The designer is responsible for user experience and overall feeling of the final pitch. If you want to win, the few slides that you present need to feel smooth and have an incredible user experience. They need to be beautiful and feel like an end-to-end product.

Compete in a less crowded challenge

Collecting feedback from the Zurich Insurance team - HackZurich 2017

There are plenty of companies sponsoring the Hackathons. These companies hold different challenges in addition to the general competition with the aim to find innovative use-cases for company solutions. The whole competition may be very crowded as it was also in the case of the TechCrunch Disrupt 2017 in Berlin. It’s often strategically wise to firstly aim for the company award, secondly for the total prize. In our case, we chose the SAP Hybris challenge as our main focus. In this way, our competition dropped from 42 to 10 teams. We increased our chances of winning by a factor of 4.

Start from the end

Did you know that around 20% of teams in Hackathons do not even submit their projects for the evaluation? The majority of the participants start with „hacking“ and prepare the pitch at the very last minute. It leads to a situation that they feel that the project is incomplete when the deadline approaches and they decide not to submit the project.

Pitch prepared, time to rehearse it! — HackZurich 2017

By preparing the pitch as the very first thing, you are ahead of the competition. You could go on the stage and present even if the deadline was cut in half. The Hackathon is won based on the 60 or 120 seconds presentation of the project, not on the technology behind. The pitch makes the team winner or loser. Even you have hacked something amazing, it will not matter if the presentation is not good enough. We started from the end. We first designed our 60 seconds and we wrote down the words. Just after 2 hours into the Hackathon, we could pitch our project. The rest of the remaining time, “The Hustler” was rehearsing the pitch and talking to the sponsors while “the Hacker and Hipster” were building the product.**


Hack it

Hack Zurich 2017

This is the time to bring with an absolutely minimal, but viable functionality that could well support the pitch and the project vision. In order to build this MVP, we distributed the tasks among the team according to our skills and everyone had a concrete responsibility to fulfill.

Talk to people, companies and sponsors

Let other people know about the project you are working on. — HackZurich 2017 While we were building our MVP, we were at the same time in touch with the people from the company challenges. They are the people who would decide on the winner. Therefore, we tried to talk to them as much as possible collecting feedback and improving the MVP and the pitch according to the feedback we received. You can create an excitement around your project not only on the scene. You have the entire hackathon to do it. Every time I was going to present our project, all the relevant people have already known my pitch.

Win the Hackathon

If the team has the motivation and the strive to win I believe it can be an important factor. Half of the people at the hackathons I talked to don't have the intention to win. It's just a theoretical concept in their heads. It is a competition and my personal goal is always to win.

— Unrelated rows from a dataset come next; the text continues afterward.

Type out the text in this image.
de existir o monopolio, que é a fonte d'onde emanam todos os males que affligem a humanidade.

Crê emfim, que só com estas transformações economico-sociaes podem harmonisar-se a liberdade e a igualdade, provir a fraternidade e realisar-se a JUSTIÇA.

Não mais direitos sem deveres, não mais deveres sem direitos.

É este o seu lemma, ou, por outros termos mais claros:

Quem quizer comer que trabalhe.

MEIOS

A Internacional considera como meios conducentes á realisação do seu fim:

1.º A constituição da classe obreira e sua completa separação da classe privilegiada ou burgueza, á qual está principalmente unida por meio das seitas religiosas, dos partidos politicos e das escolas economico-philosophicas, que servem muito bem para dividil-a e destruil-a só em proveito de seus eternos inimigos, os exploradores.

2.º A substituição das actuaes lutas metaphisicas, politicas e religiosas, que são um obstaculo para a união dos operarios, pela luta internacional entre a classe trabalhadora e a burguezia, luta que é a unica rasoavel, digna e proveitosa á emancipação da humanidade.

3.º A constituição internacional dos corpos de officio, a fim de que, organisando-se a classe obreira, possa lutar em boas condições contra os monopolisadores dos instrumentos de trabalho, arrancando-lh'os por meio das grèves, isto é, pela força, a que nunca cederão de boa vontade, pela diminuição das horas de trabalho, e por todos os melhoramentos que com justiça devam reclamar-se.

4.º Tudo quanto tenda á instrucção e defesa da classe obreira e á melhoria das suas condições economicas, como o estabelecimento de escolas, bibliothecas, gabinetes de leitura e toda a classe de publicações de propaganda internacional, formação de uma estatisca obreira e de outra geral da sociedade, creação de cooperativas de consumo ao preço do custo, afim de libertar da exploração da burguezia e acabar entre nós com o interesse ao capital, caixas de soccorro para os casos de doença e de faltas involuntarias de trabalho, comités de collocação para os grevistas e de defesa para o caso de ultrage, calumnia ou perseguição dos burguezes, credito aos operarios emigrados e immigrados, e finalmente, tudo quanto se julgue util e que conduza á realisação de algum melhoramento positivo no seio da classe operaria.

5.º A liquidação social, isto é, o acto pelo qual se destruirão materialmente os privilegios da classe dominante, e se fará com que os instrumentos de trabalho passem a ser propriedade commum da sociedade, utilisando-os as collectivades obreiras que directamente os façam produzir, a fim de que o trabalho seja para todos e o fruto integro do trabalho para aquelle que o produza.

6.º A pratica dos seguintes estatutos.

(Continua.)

10 seconds before the final pitch — TechCrunch Disrupt Berlin 2017

There is much competition, little time and a lot of pressure. If you need to accomplish something, you need to focus and have a process in place. Bring the right people together, choose the right idea, create a concept for a minimal viable product and aim for winning.

Presenting Pandacash at BCH Devcon 18

Hackathons can also be a great way to validate ideas and get some initial traction for your solution. The hack in Amsterdam gave us an enormous push for and we could not get that much marketing power on our own.